Ciclo Superior – Transcorrido esse período (sobre os manuscritos bíblicos), sem interrupção para férias, o garoto Jesus, com dez ou onze anos de idade, passou a um ciclo superior, com a duração de dois anos. Essa etapa acarretava um sacrifício ainda maior para a exuberância infantil. Agora, o comparecimento à escola não se limitava ao período matutino, como no ciclo primário, mas comportava também uma sessão à tarde. Além disso, a matéria abordada no segundo ciclo era mais árida e abstrata, com relação à Bíblia. O aluno aprendia tradições que remontavam ao próprio Moisés ou que tinham sido desenvolvidas pelos doutores da Lei.

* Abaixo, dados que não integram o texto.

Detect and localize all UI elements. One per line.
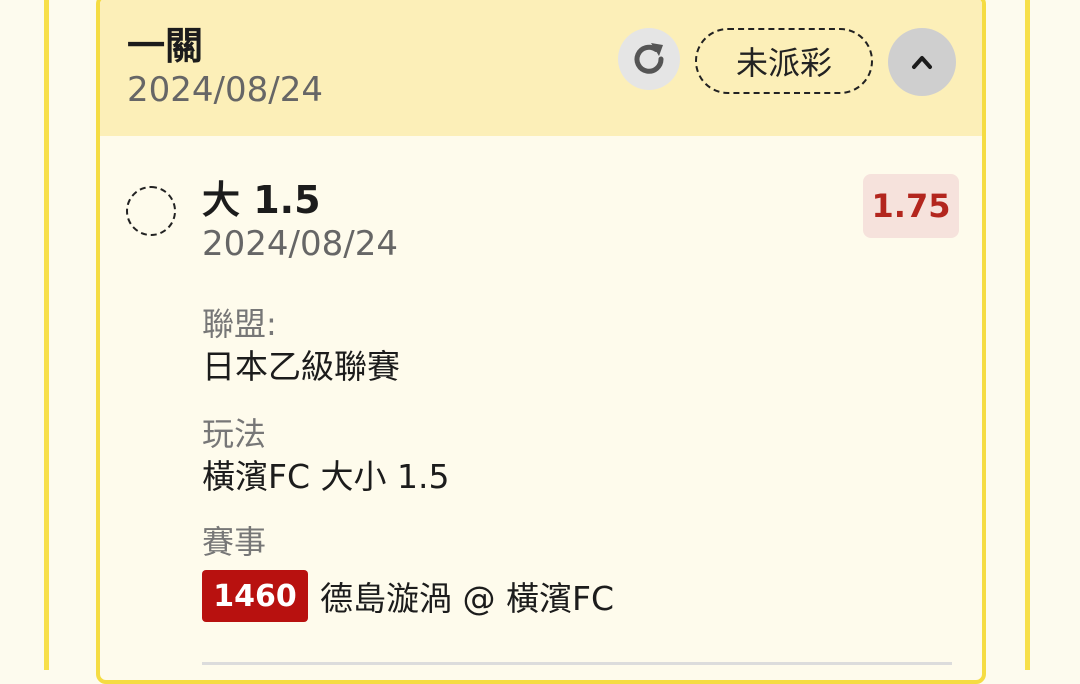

No final desse ciclo, Jesus viajou até o templo em Jerusalém, onde deixou os doutores do templo maravilhados “da sua sabedoria e das suas respostas” (Lucas 2,47).
Em casa – Aos doze ou treze anos, findo o curso escolar, Jesus retornou definitivamente para casa e seu pai, que devia encaminhá-lo em uma profissão, em geral a sua própria. Só poucos jovens podiam prosseguir os estudos, ingressando na escola de algum mestre romano. Em Nazaré, José guiou Jesus para o próprio ofício de carpinteiro e o menino retornou à vida cotidiana, interrompida apenas quando do singular episódio entre os doutores no templo de Jerusalém. Daí em diante, passou a ser conhecido como “filho do carpinteiro” (Mateus 13,55), ou como “o carpinteiro” (Marcos 6,3).
Sinagoga – Desde a primeira infância e acompanhado dos pais, o menino Jesus começou a familiarizar-se com os complicados rituais da sinagoga aos sábados (o ofício se iniciava antes da aurora e findava pouco antes do meio-dia). As preces eram, na maior parte, em língua hebraica, portanto, difíceis de acompanhar, visto que se falava comumente o aramaico. A assimilação das orações e dos ritos durou vários anos, até que chegou o dia em que ele mesmo subiu ao púlpito para ler o trecho escolhido da Torah. Tal cerimônia tinha ocasião quando o garoto completava treze anos, ao atingir a puberdade; depois disso, era oficialmente declarado um bar mitzvà, ou seja, um adulto dedicado à observância de toda a Lei.
Sábado – Vivido nesse compasso simples e espontâneo, o sábado era uma ocasião de descoberta das coisas mais importantes da vida. Ficava claro que “não só de pão vive o homem”, mas também da palavra de Deus, da contemplação serena da natureza, da troca de afetos entre os amigos e conhecidos, da comunhão pura e direta entre, pai, mãe e filhos no íntimo da família. Dessa forma, o sábado era uma verdadeira pausa para o aprimoramento do homem. Assim o viveu também Jesus: primeiro em Nazaré, ao lado de Maria e José, e depois nas aldeias da Galiléia, em companhia dos discípulos. Jesus dirá que, esse sábado libertador, dedicado ao homem e a Deus, é o caminho para “ver o Pai”.